There is, therefore, a clear incentive for malicious actors to identify vulnerabilities in these vendors' products and patches. And that's without mentioning the management headache facing cybersecurity teams who have invested in multiple security products and are now forced to manage them all on a daily basis.

A better, more open approach

To catch a thief, you need to think like a thief. It's an old maxim, but one that applies well to today's cybercriminals.

In other words, when you're looking to get one step ahead of a well-coordinated community of attackers, you need your own well-coordinated community.

This is what Elastic has defined as 'open security'. It's an approach that relies on collaboration, with information security experts pooling their collective brainpower and sharing code, detection rules and artefacts as they work together to protect IT systems. It's a joint effort to improve security software for the benefit of the community as a whole rather than the shareholders of one specific software company.

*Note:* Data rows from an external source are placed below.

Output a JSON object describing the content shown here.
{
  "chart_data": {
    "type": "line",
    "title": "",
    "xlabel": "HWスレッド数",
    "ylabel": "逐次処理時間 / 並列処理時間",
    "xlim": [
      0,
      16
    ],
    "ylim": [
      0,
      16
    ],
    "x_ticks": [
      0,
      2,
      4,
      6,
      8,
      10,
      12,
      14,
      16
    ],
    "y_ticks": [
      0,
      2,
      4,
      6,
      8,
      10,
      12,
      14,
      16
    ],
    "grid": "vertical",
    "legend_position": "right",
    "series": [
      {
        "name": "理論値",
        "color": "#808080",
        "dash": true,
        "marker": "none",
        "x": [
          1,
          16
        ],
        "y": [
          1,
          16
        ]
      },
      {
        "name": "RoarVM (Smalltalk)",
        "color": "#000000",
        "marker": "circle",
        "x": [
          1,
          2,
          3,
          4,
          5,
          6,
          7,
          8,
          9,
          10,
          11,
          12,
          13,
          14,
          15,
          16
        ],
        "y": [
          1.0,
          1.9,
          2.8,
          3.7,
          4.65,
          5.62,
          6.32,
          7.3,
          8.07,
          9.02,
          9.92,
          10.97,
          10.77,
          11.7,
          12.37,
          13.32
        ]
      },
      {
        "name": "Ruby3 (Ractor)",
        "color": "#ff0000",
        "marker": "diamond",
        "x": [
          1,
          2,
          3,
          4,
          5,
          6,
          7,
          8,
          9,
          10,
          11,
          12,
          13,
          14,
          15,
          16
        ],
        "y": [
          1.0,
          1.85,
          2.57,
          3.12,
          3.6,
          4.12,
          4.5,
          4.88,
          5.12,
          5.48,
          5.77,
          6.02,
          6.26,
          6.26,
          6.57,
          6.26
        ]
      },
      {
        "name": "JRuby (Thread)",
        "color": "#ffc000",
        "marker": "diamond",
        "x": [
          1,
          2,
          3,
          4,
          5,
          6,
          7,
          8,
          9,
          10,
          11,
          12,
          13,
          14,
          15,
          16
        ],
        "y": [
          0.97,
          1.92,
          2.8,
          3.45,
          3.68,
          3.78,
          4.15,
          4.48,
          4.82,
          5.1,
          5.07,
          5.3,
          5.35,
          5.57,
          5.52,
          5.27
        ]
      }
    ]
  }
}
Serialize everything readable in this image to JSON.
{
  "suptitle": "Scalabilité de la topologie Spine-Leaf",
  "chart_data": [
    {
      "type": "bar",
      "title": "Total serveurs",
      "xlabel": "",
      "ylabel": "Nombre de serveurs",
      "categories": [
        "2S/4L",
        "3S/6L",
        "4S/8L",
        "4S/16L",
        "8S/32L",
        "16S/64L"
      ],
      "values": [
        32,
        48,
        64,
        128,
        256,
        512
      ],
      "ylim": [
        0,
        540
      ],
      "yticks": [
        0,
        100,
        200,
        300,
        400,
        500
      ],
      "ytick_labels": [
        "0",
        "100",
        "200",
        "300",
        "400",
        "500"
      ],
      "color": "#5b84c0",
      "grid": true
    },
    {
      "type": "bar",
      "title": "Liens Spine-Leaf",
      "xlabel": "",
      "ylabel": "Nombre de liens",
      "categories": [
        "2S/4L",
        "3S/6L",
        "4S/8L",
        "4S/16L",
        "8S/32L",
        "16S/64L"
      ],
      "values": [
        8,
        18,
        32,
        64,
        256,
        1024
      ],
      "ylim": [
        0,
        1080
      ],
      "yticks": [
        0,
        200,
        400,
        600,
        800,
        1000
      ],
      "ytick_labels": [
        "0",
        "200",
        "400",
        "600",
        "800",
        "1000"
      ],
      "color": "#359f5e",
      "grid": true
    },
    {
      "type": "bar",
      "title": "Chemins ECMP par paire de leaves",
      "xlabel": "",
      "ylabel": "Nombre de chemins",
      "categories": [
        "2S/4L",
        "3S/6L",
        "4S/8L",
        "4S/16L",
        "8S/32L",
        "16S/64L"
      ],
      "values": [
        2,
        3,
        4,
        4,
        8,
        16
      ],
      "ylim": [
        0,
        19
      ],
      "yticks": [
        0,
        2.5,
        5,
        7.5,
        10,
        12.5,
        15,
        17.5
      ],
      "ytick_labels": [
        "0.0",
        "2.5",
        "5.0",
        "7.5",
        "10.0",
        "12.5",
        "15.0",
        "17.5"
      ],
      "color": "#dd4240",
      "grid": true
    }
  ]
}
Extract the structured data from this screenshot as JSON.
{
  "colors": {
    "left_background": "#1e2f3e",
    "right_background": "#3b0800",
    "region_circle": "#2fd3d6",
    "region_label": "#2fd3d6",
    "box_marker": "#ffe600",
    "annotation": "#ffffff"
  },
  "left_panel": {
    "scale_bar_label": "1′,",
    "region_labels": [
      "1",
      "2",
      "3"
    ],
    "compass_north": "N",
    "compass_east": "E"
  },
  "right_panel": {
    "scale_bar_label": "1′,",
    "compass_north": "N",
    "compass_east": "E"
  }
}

There are several major advantages to this approach. When security software is developed out in the open, all participants can contribute to a product and run tests on it before implementing it in their own environment. Along the way, they learn from each other how various exploits work and can bring to the table new ideas about how these might be thwarted. And it helps information security professionals combine their expertise to spot potential blind spots in a product's code at a time when no single security solution can be expected to protect against each and every cyber threat.

This may sound radical, but as awareness grows, customer demand for this kind of approach is likely to grow, too. In time, it could force many of the black-box security vendors to adopt a more open strategy, giving their customers more transparency but also strengthening their own products.

Open security may, in fact, be the only way that those who seek to protect can ever hope to outnumber and overpower those who seek to disrupt and exploit.